Cantata, thankfully, isn't so much about "fixing" A Canterlot Wedding as it is about exploring other ways events could have unraveled.  Although Ringcaat does occasionally take some gentle passes at the way characters act in the episode (and, in chapters two and three, at the way they acted in previous chapters!), this piece is, at its core, fairly free of judgement as regards its characters' choices.

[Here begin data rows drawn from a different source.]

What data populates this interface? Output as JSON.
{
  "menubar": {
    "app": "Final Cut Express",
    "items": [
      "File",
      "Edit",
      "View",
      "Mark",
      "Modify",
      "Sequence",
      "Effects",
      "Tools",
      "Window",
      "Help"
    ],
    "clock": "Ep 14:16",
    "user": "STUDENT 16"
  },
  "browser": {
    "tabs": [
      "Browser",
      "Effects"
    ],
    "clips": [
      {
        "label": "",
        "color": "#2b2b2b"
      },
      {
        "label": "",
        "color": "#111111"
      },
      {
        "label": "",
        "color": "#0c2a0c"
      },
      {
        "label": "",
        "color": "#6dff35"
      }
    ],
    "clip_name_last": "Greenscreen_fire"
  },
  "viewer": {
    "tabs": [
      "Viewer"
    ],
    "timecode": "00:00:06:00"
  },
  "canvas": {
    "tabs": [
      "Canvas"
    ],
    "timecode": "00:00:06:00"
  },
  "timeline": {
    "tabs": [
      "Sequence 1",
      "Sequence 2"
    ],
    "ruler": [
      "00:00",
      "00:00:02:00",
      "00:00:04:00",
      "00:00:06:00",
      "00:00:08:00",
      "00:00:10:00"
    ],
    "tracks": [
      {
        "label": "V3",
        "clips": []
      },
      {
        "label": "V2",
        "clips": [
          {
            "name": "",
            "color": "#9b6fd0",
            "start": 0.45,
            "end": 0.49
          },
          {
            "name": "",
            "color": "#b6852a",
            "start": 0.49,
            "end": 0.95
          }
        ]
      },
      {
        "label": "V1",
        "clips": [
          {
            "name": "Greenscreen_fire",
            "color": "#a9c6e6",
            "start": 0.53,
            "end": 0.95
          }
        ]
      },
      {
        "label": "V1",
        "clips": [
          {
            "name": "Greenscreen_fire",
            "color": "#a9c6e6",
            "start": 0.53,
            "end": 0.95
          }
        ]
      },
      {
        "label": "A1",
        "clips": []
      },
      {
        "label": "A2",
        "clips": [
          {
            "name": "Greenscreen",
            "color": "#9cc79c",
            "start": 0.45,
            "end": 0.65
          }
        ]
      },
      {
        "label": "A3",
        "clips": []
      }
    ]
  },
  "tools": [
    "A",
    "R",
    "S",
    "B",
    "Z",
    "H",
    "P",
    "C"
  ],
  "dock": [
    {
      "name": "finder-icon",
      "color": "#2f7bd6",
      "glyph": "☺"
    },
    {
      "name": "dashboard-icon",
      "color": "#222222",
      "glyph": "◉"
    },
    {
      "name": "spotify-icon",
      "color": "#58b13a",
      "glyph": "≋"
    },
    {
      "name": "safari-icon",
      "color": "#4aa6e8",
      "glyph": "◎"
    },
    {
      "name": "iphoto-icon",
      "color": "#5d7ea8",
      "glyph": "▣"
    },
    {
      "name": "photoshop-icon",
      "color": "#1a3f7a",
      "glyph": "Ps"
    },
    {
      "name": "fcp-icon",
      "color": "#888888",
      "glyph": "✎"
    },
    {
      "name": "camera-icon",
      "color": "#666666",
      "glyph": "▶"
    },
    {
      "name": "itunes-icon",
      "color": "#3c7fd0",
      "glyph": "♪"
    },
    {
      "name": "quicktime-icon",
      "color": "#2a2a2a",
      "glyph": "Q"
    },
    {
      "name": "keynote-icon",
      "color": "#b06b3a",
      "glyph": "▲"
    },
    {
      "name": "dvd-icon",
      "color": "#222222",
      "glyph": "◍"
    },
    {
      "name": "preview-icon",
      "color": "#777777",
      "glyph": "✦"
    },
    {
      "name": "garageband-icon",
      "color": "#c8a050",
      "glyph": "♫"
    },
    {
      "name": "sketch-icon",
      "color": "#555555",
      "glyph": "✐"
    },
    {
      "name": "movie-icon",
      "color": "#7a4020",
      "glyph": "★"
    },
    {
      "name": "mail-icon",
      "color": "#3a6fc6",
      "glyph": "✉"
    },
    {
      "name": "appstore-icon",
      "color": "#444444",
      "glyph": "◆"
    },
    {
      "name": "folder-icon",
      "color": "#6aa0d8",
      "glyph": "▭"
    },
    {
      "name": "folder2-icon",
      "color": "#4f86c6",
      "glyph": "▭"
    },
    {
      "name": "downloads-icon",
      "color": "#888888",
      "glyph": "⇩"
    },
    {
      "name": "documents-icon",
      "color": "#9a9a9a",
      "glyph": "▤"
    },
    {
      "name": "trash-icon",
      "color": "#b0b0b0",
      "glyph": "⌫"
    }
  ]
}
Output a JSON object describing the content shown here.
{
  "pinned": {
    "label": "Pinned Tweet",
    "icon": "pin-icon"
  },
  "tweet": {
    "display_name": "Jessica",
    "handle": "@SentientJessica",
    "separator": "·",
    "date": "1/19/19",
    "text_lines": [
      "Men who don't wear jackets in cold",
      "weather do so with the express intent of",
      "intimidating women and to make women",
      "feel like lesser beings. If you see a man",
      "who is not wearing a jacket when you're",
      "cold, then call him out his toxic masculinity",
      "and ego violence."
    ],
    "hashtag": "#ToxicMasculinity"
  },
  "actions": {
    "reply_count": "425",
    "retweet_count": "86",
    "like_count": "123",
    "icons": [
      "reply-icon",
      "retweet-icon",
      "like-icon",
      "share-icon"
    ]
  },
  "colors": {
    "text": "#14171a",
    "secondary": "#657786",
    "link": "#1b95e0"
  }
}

My biggest problem with the story, then, wasn't in its premise; rather, I was bothered by the tone.  Specifically, it goes some very dark places (especially at the end of chapter three), but the lead-in to these is more often than not goofy, show-tone shenanigans.  Some of those shenanigans were quite funny, while others felt forced (or both; Spike misunderstanding what a "bachelor" is in a different way every chapter was extremely shoehorned, but made me grin regardless), but the point is that they made the story's dips into drama, or even out-and-out tragedy, feel abrupt and jarring.  Moreover, the fact that the comedy tends to be clumped near the start, while the downer bits are saved for the later parts of the story (this observation applies to both the individual chapters, and the story as a whole) means that the final note one is left on is generally a bitter one, in a story that doesn't really support those elements.

Moreover, there are a few really tasteless moments in this fic.  The end of chapter three especially stood out to me, but unfortunately I can't think of any way to suggest the problem without spoiling said chapter.  Suffice to say, Rarity manages to have one of the most offensive scenes (and characterizations) that I've recently read.  Thankfully, such moments are extremely rare--and the Rarity one is the only truly blatant one.

The writing is solid, but tends toward summary in many places, as in this passage, where Twilight kidnaps her brother (for reasons that make sense in context):
Twilight had prepared a thin but strong magical baggie―soundproof and nearly spellproof. Shining Armor had barely woken up before Twilight forced it over him and sealed the end. Twilight levitated the struggling bag and hopped back onto Rainbow's back. Rainbow didn't find it easy flying with a passenger, but she was able to make it out the window and back to the treeline, Twilight locked in concentration all the way. 
Their escape did not go unnoticed, however. A guard watching from above sounded an alarm, and Princess Luna, on the high watchtower, sounded a louder alarm. A dozen guards were already on the move before Rainbow was able to set down.
The narration also is awfully heavy on exclamation points, but beyond that there's little to complain about.  The writing style is direct and clear, which is a good match for the story(/stories) being told.

I mentioned earlier that the humor didn't mesh with the darker bits, and that's true... but the humorous portions were often quite enjoyable in their own right.  Ringcaat shows a knack for building on and exaggerating minor characters (Luna, especially, is an endearing take on how the princess from the Nightmare Night episode might have managed to begin toning herself down, a few months on).  A few bits of humor feel a bit too gag-like for me to fully enjoy in the context of the narrative, but far more often, the author works humorous solutions and dialogue into the story cleanly.

Star rating:

There's some pleasant humor and fun ideas here, coupled with a lot of rapid summing-up and some very poorly-fitting moments.

Recommendation:  If the idea of a "what if" set of stories appeals to you inherently, this is probably worth looking at.  If you're sensitive to inconsistent tone, though, you might find that the fic leaves a sour taste in your mouth.

Next time:  A Night (to Try) to Remember, by zaptiftun

1 comment:

  1. Now I'm really curious what happened with Rarity at the end of chapter three...just not enough to actually read through the fic. I got burned out on this kind of fic when they were an incredibly oversaturated genre right after ACW. I know you said it's better than those angry fix-fics, but along with the flaws you pointed out in the actual thing, it doesn't sound interesting enough for me. Good review though.